A Panchkula family running from pillar to post to get an insurance claim for the past two years finally got relief as the state consumer disputes redressal commission directed the insurance company to pay the claim of ` 1 lakh, along with ` 15,000 as compensation, for deficient services and unfair trade practices.
Dismissing an appeal filed by the National Insurance Company Limited, the consumer commission upheld the order of consumer forum and directed the insurance company to pay ` 1 lakh to the widow and children of Jammaluddin Mondal, a resident of Panchkula, with 9% interest from the date of filing of the claim till its realisation, along with ` 7,500 as cost of litigation.

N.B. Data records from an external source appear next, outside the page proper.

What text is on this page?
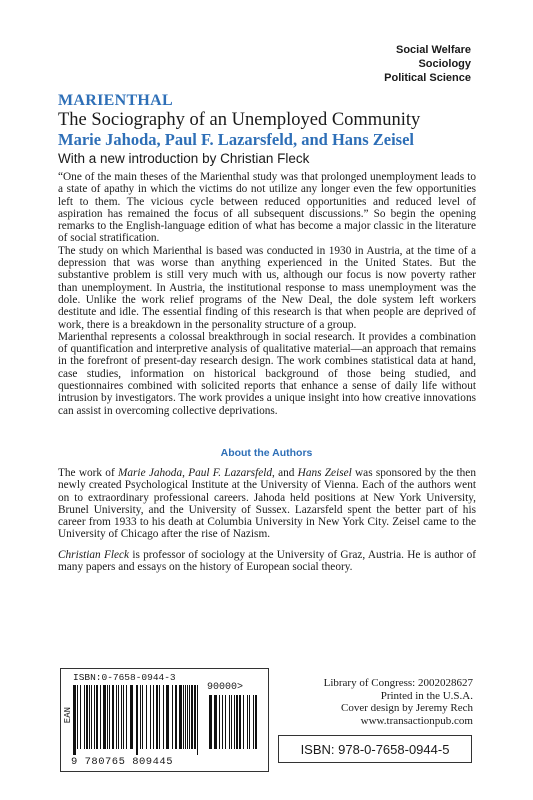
Social Welfare
Sociology
Political Science
MARIENTHAL
The Sociography of an Unemployed Community
Marie Jahoda, Paul F. Lazarsfeld, and Hans Zeisel
With a new introduction by Christian Fleck

“One of the main theses of the Marienthal study was that prolonged unemployment leads to a state of apathy in which the victims do not utilize any longer even the few opportunities left to them. The vicious cycle between reduced opportunities and reduced level of aspiration has remained the focus of all subsequent discussions.” So begin the opening remarks to the English-language edition of what has become a major classic in the literature of social stratification.

The study on which Marienthal is based was conducted in 1930 in Austria, at the time of a depression that was worse than anything experienced in the United States. But the substantive problem is still very much with us, although our focus is now poverty rather than unemployment. In Austria, the institutional response to mass unemployment was the dole. Unlike the work relief programs of the New Deal, the dole system left workers destitute and idle. The essential finding of this research is that when people are deprived of work, there is a breakdown in the personality structure of a group.

Marienthal represents a colossal breakthrough in social research. It provides a combination of quantification and interpretive analysis of qualitative material—an approach that remains in the forefront of present-day research design. The work combines statistical data at hand, case studies, information on historical background of those being studied, and questionnaires combined with solicited reports that enhance a sense of daily life without intrusion by investigators. The work provides a unique insight into how creative innovations can assist in overcoming collective deprivations.

About the Authors

The work of Marie Jahoda, Paul F. Lazarsfeld, and Hans Zeisel was sponsored by the then newly created Psychological Institute at the University of Vienna. Each of the authors went on to extraordinary professional careers. Jahoda held positions at New York University, Brunel University, and the University of Sussex. Lazarsfeld spent the better part of his career from 1933 to his death at Columbia University in New York City. Zeisel came to the University of Chicago after the rise of Nazism.

Christian Fleck is professor of sociology at the University of Graz, Austria. He is author of many papers and essays on the history of European social theory.

ISBN:0-7658-0944-3
EAN
90000>
9 780765 809445
Library of Congress: 2002028627
Printed in the U.S.A.
Cover design by Jeremy Rech
www.transactionpub.com
ISBN: 978-0-7658-0944-5
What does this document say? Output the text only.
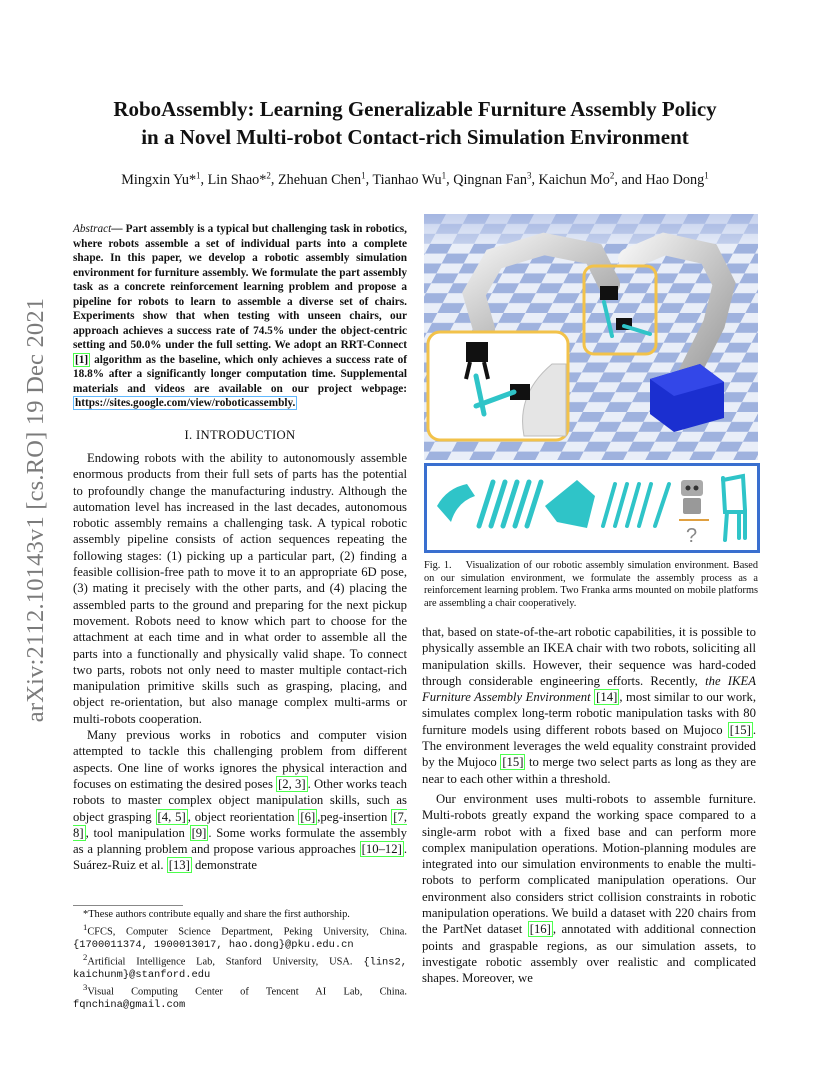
arXiv:2112.10143v1 [cs.RO] 19 Dec 2021
RoboAssembly: Learning Generalizable Furniture Assembly Policy
in a Novel Multi-robot Contact-rich Simulation Environment
Mingxin Yu*$^1$, Lin Shao*$^2$, Zhehuan Chen$^1$, Tianhao Wu$^1$, Qingnan Fan$^3$, Kaichun Mo$^2$, and Hao Dong$^1$
Abstract— Part assembly is a typical but challenging task in robotics, where robots assemble a set of individual parts into a complete shape. In this paper, we develop a robotic assembly simulation environment for furniture assembly. We formulate the part assembly task as a concrete reinforcement learning problem and propose a pipeline for robots to learn to assemble a diverse set of chairs. Experiments show that when testing with unseen chairs, our approach achieves a success rate of 74.5% under the object-centric setting and 50.0% under the full setting. We adopt an RRT-Connect [1] algorithm as the baseline, which only achieves a success rate of 18.8% after a significantly longer computation time. Supplemental materials and videos are available on our project webpage: https://sites.google.com/view/roboticassembly.
I. INTRODUCTION

Endowing robots with the ability to autonomously assemble enormous products from their full sets of parts has the potential to profoundly change the manufacturing industry. Although the automation level has increased in the last decades, autonomous robotic assembly remains a challenging task. A typical robotic assembly pipeline consists of action sequences repeating the following stages: (1) picking up a particular part, (2) finding a feasible collision-free path to move it to an appropriate 6D pose, (3) mating it precisely with the other parts, and (4) placing the assembled parts to the ground and preparing for the next pickup movement. Robots need to know which part to choose for the attachment at each time and in what order to assemble all the parts into a functionally and physically valid shape. To connect two parts, robots not only need to master multiple contact-rich manipulation primitive skills such as grasping, placing, and object re-orientation, but also manage complex multi-arms or multi-robots cooperation.

Many previous works in robotics and computer vision attempted to tackle this challenging problem from different aspects. One line of works ignores the physical interaction and focuses on estimating the desired poses [2, 3] . Other works teach robots to master complex object manipulation skills, such as object grasping [4, 5] , object reorientation [6] ,peg-insertion [7, 8] , tool manipulation [9] . Some works formulate the assembly as a planning problem and propose various approaches [10–12] . Suárez-Ruiz et al. [13] demonstrate

*These authors contribute equally and share the first authorship.
$^1$CFCS, Computer Science Department, Peking University, China. {1700011374, 1900013017, hao.dong}@pku.edu.cn
$^2$Artificial Intelligence Lab, Stanford University, USA. {lins2, kaichunm}@stanford.edu
$^3$Visual Computing Center of Tencent AI Lab, China. fqnchina@gmail.com
?
Fig. 1. Visualization of our robotic assembly simulation environment. Based on our simulation environment, we formulate the assembly process as a reinforcement learning problem. Two Franka arms mounted on mobile platforms are assembling a chair cooperatively.

that, based on state-of-the-art robotic capabilities, it is possible to physically assemble an IKEA chair with two robots, soliciting all manipulation skills. However, their sequence was hard-coded through considerable engineering efforts. Recently, the IKEA Furniture Assembly Environment [14] , most similar to our work, simulates complex long-term robotic manipulation tasks with 80 furniture models using different robots based on Mujoco [15] . The environment leverages the weld equality constraint provided by the Mujoco [15] to merge two select parts as long as they are near to each other within a threshold.

Our environment uses multi-robots to assemble furniture. Multi-robots greatly expand the working space compared to a single-arm robot with a fixed base and can perform more complex manipulation operations. Motion-planning modules are integrated into our simulation environments to enable the multi-robots to perform complicated manipulation operations. Our environment also considers strict collision constraints in robotic manipulation operations. We build a dataset with 220 chairs from the PartNet dataset [16] , annotated with additional connection points and graspable regions, as our simulation assets, to investigate robotic assembly over realistic and complicated shapes. Moreover, we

Mondal’s widow Laila Mondal had moved the consumer forum after the insurance company had rejected her claim.
As per the complaint, Jammaluddin had purchased the mediclaim policy for himself, his spouse and children for an amount of Rs 1 lakh.
He died in December 2012 due to a cardiac arrest, following which Laila filed a mediclaim that was repudiated by the insurance company in March 2013 claiming that the patient was a known case of hypertension and on the date of commencement of the policy, the disease was pre-existing.
Upholding the order of consumer forum, the consumer commission stated, “Insurance company failed to prove that the deceased was suffering from any disease like hypertension and coronary artery disease at the time of purchase of the mediclaim policy in 2012 or if he was aware of suffering from such disease. The contention of insurance company, thus, being devoid of merit, is not sustainable and stands rejected.”
“The district consumer forum, thus, rightly held that the mere fact that the deceased affixed his signature on a printed declaration that he had read the salient features of the policy did not warrant that terms and conditions were read by him or was made known to him,” ruled consumer commission, while reiterating “Non-payment of the claim of ` 1 lakh to the widow and children amounted to deficiency in rendering service and indulgence in unfair trade practice on the part of the insurance company.”